Professor Alex Markham, chief executive of Cancer Research UK, said: "This report reminds us that the 2000 NHS Cancer Plan has been massively successful in transforming cancer services in England, delivering impressive results in the areas it targeted.
"But it also underlines the necessity of updating the plan to continue to improve services over the next decade."
Public health minister Caroline Flint said: "There is no doubt that the current cancer plan has been a success.
"Indeed, the King's Fund report acknowledges that it has achieved impressive results since it was published in 2000.

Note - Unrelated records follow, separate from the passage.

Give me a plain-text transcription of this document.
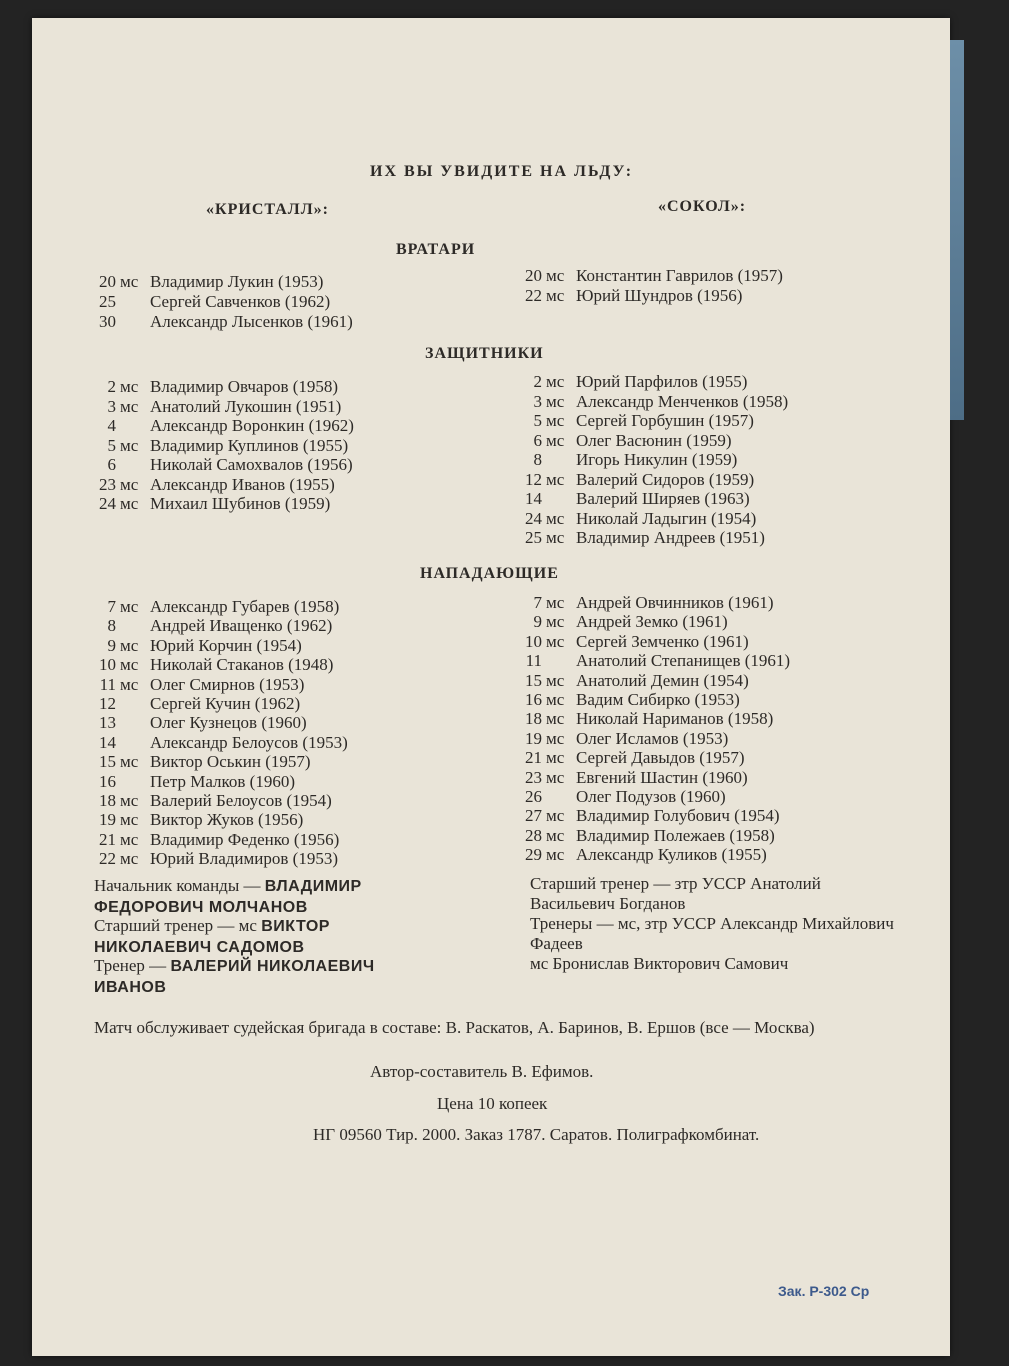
ИХ ВЫ УВИДИТЕ НА ЛЬДУ:
«КРИСТАЛЛ»:	«СОКОЛ»:
ВРАТАРИ
ЗАЩИТНИКИ
НАПАДАЮЩИЕ
20 мс Владимир Лукин (1953)
25 Сергей Савченков (1962)
30 Александр Лысенков (1961)
20 мс Константин Гаврилов (1957)
22 мс Юрий Шундров (1956)
2 мс Владимир Овчаров (1958)
3 мс Анатолий Лукошин (1951)
4 Александр Воронкин (1962)
5 мс Владимир Куплинов (1955)
6 Николай Самохвалов (1956)
23 мс Александр Иванов (1955)
24 мс Михаил Шубинов (1959)
2 мс Юрий Парфилов (1955)
3 мс Александр Менченков (1958)
5 мс Сергей Горбушин (1957)
6 мс Олег Васюнин (1959)
8 Игорь Никулин (1959)
12 мс Валерий Сидоров (1959)
14 Валерий Ширяев (1963)
24 мс Николай Ладыгин (1954)
25 мс Владимир Андреев (1951)
7 мс Александр Губарев (1958)
8 Андрей Иващенко (1962)
9 мс Юрий Корчин (1954)
10 мс Николай Стаканов (1948)
11 мс Олег Смирнов (1953)
12 Сергей Кучин (1962)
13 Олег Кузнецов (1960)
14 Александр Белоусов (1953)
15 мс Виктор Оськин (1957)
16 Петр Малков (1960)
18 мс Валерий Белоусов (1954)
19 мс Виктор Жуков (1956)
21 мс Владимир Феденко (1956)
22 мс Юрий Владимиров (1953)
7 мс Андрей Овчинников (1961)
9 мс Андрей Земко (1961)
10 мс Сергей Земченко (1961)
11 Анатолий Степанищев (1961)
15 мс Анатолий Демин (1954)
16 мс Вадим Сибирко (1953)
18 мс Николай Нариманов (1958)
19 мс Олег Исламов (1953)
21 мс Сергей Давыдов (1957)
23 мс Евгений Шастин (1960)
26 Олег Подузов (1960)
27 мс Владимир Голубович (1954)
28 мс Владимир Полежаев (1958)
29 мс Александр Куликов (1955)
Начальник команды — ВЛАДИМИР ФЕДОРОВИЧ МОЛЧАНОВ
Старший тренер — мс ВИКТОР НИКОЛАЕВИЧ САДОМОВ
Тренер — ВАЛЕРИЙ НИКОЛАЕВИЧ ИВАНОВ
Старший тренер — зтр УССР Анатолий Васильевич Богданов
Тренеры — мс, зтр УССР Александр Михайлович Фадеев
мс Бронислав Викторович Самович
Матч обслуживает судейская бригада в составе: В. Раскатов, А. Баринов, В. Ершов (все — Москва)
Автор-составитель В. Ефимов.
Цена 10 копеек
НГ 09560 Тир. 2000. Заказ 1787. Саратов. Полиграфкомбинат.
Зак. Р-302 Ср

"The co-ordination of cancer services has been transformed, with more patients being seen by specialist teams, streamlined clinical pathways in place and faster access to services.
"Survival rates are increasing and death rates are falling.
"The first cancer plan was published in 2000 and sets out a ten year strategy. We are still only six years into that strategy. Three updates have so far been published, the last one in 2004.
"We will keep the decision on whether to publish a second cancer plan under review."